Epidermolysis Bullosa Simplex (EBS) is a rare genodermatosis caused by mutations in either KRT5 or KRT14. Severe EBS (i.e., EBS Dowling-Meara) is characterized by extremely fragile skin with frequent and severe herpetiform blistering. Genetic mutations cause poor keratin 5/14 dimerization resulting in mechanically weakened intermediate filament (IF) networks that collapse into intracellular aggregates upon stress (e.g., scratching, UV). Enhanced cellular removal and degradation of mutant keratins through stimulation of autophagy and the UPS system has the potential to strengthen the IF networks, reducing blistering and erosions. Previously, UPS cochaperones (e.g., 4-phenylbuterate) were shown to decreased keratin aggregation but also decreased keratinocyte adhesion and migration.
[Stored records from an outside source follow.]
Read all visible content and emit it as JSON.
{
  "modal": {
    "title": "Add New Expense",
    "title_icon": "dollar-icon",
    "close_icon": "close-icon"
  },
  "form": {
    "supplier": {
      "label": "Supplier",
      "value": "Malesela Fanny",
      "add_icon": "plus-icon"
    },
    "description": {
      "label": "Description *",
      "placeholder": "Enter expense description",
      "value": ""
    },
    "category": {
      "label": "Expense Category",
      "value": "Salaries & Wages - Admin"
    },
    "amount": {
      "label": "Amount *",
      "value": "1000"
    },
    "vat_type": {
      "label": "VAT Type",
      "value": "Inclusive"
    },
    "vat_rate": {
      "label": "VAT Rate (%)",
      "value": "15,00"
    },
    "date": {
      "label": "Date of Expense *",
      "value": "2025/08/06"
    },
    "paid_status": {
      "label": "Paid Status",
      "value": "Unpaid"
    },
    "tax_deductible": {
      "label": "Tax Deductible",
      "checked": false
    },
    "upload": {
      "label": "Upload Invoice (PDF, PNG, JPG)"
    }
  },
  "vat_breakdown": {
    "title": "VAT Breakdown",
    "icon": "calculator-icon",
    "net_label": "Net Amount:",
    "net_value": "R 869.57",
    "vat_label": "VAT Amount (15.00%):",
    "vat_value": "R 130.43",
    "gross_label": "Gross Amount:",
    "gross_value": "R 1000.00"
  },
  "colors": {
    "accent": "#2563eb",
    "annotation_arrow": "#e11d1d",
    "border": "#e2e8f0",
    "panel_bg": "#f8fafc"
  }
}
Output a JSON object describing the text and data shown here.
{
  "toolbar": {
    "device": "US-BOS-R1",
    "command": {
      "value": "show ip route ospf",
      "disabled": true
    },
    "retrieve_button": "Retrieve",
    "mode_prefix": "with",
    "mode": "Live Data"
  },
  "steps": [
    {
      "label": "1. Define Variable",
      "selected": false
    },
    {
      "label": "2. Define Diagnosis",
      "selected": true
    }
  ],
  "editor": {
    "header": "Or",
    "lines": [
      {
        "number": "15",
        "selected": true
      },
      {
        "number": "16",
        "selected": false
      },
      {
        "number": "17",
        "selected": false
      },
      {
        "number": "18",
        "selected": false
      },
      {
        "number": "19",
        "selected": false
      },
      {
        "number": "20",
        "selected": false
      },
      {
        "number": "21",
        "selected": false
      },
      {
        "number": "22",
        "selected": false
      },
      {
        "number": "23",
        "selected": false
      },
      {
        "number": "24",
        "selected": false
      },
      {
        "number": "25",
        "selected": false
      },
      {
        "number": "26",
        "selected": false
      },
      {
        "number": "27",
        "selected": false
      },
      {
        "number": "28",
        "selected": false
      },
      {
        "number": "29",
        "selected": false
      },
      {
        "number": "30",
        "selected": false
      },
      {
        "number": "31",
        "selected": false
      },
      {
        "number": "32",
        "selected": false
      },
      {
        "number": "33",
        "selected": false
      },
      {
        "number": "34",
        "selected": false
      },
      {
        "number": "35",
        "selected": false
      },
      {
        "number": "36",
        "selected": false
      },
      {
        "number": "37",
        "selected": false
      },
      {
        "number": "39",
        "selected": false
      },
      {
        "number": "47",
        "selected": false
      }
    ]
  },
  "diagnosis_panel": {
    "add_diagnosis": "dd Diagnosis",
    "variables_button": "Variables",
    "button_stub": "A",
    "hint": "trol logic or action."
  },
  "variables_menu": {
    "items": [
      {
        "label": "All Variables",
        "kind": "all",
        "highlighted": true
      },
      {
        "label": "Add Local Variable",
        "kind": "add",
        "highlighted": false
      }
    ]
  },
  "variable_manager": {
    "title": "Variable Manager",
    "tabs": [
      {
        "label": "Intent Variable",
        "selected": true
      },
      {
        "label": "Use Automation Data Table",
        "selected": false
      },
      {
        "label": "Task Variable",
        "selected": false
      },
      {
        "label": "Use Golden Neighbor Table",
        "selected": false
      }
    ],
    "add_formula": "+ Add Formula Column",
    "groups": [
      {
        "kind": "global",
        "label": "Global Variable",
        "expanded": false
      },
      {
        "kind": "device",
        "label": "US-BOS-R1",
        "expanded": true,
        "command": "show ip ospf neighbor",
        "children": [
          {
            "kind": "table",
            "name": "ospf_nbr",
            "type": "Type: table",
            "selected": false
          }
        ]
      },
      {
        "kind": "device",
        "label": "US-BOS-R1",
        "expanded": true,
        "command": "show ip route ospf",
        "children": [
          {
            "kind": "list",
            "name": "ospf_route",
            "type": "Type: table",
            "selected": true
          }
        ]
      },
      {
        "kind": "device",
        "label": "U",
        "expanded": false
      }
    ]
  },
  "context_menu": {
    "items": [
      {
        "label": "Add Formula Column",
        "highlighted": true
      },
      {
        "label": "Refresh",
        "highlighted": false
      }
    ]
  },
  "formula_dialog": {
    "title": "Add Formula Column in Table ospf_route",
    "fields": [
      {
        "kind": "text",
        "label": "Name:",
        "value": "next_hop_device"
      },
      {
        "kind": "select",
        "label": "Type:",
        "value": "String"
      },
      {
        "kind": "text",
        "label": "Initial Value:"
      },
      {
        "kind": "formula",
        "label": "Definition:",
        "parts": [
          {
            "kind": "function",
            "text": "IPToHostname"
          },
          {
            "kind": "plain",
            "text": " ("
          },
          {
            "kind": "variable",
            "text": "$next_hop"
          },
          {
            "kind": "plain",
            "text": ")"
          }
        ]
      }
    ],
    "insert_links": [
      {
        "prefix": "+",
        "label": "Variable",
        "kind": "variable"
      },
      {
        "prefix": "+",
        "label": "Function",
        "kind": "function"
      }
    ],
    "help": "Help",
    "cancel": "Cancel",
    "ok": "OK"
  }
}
The purpose of this research was to evaluate if BM-3103, (4-Hydroxy 4'-methyoxytolan), a known wound healing promoter, anti-inflammatory, and autophagy inducer, could remove mutant keratins/aggregates thereby strengthening the IF network without adversely affecting cell survival, adhesion, or migration. Assays tested on patient derived EBS keratinocytes included: (1) Assessment of cytotoxicity, adhesion, and migration effects of BM-3103 using MTT, LDH, and scratch assays. (2) Autophagy induction (LC3-II conversion) and keratin aggregation (heat stress assay). There were no signs of cytotoxicity, loss of cell adhesion or slowed migration. Cells were exposed to escalating concentrations of BM-3103 for 24 hrs then heat shocked (43°C for 30min) generating an abundance of aggregates visualized by immunofluorescent microscopy. Untreated keratinocytes displayed keratin aggregate formation in 72% of KRT5 and 87% of KRT14 mutant cells. Treatment with BM-3103 reduced the incidence of keratin aggregates to 16% (p<0.01) of KRT5 and 24% (p<0.01) KRT14 mutant cells. BM-3103 is the first compound identified that is capable of stabilizing IF networks in keratinocytes from severe EBS patients. A clinical trial is ongoing to assess if BM-3103, can heal blistering areas and strengthen EBS patient skin.